L'attaque affecte la discussion entre le routeur et l'appareil WiFi. Tous les appareils sont concernés, car cela vient des normes du protocole WPA 2 implémentées partout. Cependant, tous les constructeurs et éditeurs de systèmes d'exploitation n'ont pas implémentés l'ensemble de la norme. Ainsi, pour réussir l'opération, les systèmes d'exploitation devaient laisser passer certaines instructions pour effectuer l'attaque. Les chercheurs ont réalisé des tests : iOS 10.3.1, Windows 7 et 10 ne laissent pas passer la première faille tandis que macOS Mavericks (10.9.5), macOS Sierra (10.12) et OpenBSD 6.1 ne fournissent pas les éléments pour la seconde faille.
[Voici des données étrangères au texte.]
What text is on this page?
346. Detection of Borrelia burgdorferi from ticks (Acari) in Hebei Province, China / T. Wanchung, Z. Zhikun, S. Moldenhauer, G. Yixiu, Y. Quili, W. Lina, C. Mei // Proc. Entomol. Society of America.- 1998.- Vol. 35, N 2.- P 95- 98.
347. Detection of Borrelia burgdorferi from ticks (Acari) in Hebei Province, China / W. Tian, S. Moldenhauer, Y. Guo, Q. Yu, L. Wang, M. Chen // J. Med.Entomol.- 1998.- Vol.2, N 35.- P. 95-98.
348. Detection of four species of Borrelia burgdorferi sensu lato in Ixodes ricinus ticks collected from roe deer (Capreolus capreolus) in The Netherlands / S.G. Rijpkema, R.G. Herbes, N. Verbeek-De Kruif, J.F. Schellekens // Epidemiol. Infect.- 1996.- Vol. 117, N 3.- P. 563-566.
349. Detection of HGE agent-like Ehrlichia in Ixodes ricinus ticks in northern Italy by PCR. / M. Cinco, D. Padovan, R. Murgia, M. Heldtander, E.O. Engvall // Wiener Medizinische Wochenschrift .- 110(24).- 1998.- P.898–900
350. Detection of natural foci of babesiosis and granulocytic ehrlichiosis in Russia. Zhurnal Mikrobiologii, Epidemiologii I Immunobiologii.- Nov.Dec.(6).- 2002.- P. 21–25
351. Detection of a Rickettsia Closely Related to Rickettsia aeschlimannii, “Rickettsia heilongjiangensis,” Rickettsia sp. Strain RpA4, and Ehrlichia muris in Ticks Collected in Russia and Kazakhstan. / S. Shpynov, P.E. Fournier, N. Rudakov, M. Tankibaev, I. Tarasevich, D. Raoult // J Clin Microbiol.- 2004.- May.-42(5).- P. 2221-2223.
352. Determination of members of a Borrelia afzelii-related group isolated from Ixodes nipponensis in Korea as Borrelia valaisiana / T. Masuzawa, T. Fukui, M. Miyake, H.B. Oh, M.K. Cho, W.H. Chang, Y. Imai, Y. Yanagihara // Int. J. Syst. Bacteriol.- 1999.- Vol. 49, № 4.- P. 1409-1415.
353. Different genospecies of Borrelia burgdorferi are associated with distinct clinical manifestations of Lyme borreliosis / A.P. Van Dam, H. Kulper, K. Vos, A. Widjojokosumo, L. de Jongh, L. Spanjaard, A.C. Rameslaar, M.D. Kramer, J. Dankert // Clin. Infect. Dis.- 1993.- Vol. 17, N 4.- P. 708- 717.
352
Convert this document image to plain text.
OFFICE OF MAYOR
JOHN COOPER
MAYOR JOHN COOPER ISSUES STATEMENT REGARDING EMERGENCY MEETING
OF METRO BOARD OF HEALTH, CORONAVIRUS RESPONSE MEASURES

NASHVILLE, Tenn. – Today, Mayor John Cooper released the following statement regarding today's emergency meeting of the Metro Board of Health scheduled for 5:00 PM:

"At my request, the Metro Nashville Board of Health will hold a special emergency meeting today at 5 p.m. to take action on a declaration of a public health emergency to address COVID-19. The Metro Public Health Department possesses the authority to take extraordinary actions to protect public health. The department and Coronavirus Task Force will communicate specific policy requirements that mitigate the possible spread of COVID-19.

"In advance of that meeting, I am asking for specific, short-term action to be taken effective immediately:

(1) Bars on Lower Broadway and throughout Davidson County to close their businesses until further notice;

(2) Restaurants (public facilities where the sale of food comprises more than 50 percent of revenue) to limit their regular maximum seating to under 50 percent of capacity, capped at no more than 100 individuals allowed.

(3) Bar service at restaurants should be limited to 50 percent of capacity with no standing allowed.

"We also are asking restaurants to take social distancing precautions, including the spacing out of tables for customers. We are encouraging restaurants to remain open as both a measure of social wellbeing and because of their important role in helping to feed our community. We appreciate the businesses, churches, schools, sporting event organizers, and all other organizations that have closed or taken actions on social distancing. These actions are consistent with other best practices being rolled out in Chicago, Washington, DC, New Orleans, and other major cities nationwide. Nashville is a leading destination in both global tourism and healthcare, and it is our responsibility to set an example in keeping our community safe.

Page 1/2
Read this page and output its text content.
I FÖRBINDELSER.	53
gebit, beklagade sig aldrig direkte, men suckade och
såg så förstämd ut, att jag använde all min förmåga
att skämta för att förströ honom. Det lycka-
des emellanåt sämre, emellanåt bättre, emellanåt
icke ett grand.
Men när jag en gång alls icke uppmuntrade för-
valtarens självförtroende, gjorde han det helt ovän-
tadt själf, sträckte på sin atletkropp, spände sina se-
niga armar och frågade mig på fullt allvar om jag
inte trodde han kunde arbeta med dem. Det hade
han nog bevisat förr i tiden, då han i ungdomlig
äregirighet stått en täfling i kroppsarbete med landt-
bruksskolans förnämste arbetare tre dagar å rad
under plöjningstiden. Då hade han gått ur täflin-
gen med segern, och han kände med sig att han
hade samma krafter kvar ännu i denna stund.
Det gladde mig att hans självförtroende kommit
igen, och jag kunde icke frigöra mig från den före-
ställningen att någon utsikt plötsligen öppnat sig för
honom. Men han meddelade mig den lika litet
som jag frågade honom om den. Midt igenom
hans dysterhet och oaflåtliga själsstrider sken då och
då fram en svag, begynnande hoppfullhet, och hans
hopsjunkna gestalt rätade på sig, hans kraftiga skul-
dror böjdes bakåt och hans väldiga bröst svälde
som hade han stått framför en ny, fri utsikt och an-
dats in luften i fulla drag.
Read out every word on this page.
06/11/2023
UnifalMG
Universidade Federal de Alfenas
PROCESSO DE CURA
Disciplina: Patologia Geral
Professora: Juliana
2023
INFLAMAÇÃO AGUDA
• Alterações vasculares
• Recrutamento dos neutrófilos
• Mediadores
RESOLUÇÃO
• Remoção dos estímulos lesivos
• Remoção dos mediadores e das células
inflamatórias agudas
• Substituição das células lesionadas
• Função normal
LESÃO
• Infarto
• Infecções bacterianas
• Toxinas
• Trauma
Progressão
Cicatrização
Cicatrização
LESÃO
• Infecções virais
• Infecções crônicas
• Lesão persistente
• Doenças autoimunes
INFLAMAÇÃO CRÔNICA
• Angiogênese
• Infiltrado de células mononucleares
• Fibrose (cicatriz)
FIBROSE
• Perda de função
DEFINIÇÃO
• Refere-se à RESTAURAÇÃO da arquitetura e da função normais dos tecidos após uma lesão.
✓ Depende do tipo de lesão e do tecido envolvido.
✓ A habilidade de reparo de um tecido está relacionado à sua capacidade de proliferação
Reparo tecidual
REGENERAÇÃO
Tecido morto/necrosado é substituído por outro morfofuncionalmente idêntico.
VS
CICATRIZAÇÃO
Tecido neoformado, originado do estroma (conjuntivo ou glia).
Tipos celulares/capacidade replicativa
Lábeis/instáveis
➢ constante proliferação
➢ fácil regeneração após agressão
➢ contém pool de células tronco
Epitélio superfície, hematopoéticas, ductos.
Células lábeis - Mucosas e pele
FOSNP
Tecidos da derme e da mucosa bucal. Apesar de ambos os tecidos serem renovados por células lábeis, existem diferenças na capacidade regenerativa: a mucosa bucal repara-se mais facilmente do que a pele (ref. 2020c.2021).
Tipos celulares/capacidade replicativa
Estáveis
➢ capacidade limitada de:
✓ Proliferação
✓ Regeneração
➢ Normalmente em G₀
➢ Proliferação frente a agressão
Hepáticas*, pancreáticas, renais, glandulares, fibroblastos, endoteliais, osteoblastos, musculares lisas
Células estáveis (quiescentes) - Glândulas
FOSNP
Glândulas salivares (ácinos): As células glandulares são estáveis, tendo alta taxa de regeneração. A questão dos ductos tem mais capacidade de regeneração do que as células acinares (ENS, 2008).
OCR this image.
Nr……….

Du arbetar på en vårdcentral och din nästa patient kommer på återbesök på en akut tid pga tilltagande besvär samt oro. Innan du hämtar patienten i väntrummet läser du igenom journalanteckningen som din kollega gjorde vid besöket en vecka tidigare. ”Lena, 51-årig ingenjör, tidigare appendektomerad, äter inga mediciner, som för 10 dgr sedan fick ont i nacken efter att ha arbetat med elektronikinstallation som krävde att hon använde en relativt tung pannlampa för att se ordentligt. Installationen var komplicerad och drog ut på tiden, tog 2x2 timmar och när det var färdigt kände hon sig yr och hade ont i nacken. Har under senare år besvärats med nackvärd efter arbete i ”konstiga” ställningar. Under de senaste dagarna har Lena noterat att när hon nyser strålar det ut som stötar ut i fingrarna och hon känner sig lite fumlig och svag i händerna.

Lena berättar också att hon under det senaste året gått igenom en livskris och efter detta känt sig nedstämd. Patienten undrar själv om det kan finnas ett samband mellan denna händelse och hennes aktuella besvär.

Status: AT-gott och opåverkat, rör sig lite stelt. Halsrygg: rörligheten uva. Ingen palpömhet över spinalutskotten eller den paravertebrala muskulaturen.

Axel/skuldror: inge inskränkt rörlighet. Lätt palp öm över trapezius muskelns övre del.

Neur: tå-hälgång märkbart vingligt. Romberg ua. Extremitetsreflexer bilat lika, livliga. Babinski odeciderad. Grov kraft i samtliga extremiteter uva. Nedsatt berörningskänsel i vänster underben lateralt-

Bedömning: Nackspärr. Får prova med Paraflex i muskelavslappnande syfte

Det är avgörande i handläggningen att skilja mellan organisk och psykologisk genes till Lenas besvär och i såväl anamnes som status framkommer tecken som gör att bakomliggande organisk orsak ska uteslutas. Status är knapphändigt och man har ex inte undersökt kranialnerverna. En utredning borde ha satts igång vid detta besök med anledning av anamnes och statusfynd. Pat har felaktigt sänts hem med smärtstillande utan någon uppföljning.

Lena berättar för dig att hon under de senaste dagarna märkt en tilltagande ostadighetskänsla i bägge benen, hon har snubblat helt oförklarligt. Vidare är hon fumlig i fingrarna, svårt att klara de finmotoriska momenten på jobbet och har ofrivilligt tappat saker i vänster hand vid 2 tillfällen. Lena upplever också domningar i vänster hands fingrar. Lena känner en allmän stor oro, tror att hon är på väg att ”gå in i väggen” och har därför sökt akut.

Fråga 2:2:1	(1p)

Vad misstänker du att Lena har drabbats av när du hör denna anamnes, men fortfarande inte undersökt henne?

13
Android 6.0.1 et les packages de Linux, wpa_supplicant v2.3 à 2.6, ont les failles nécessaires. 41% des Android sont touchés.

Les mises à jour doivent concerner autant les appareils clients tels que les ordinateurs sous Windows, macOS, Linux ou BSD et les appareils mobile (smartphones, tablettes, consoles,...) sous Android, iOS, PlaySOS ou XBoxOS, que les routeurs WiFi, dont ceux inclus dans les box des opérateurs, utilisant souvent Linux et ses packages. Certains constructeurs ont annoncé les mises à jour de leurs appareils WiFi (Aruba de Hewlett-Packard et Ubiquiti l'ont fait). Les packages wpa_supplicant ont reçu leurs mises à jour et Google a annoncé un correctif dans Android. Mais il reste encore à déployer les correctifs sur les différents appareils.

Pour les utilisateurs, il est recommandé de rester sur WPA 2 dans les paramètres des box. Même s'il est compromis, WPA 2 reste la solution la sécurisée des protocoles pour le WiFi. Le précédent, le WEP, est craqué en moins de 3 minutes... Pour renforcer la protection, il faut privilégier les pages en HTTPS ou le passage par VPN. La dernière solution reste de passer par l'Ethernet ou le CPL.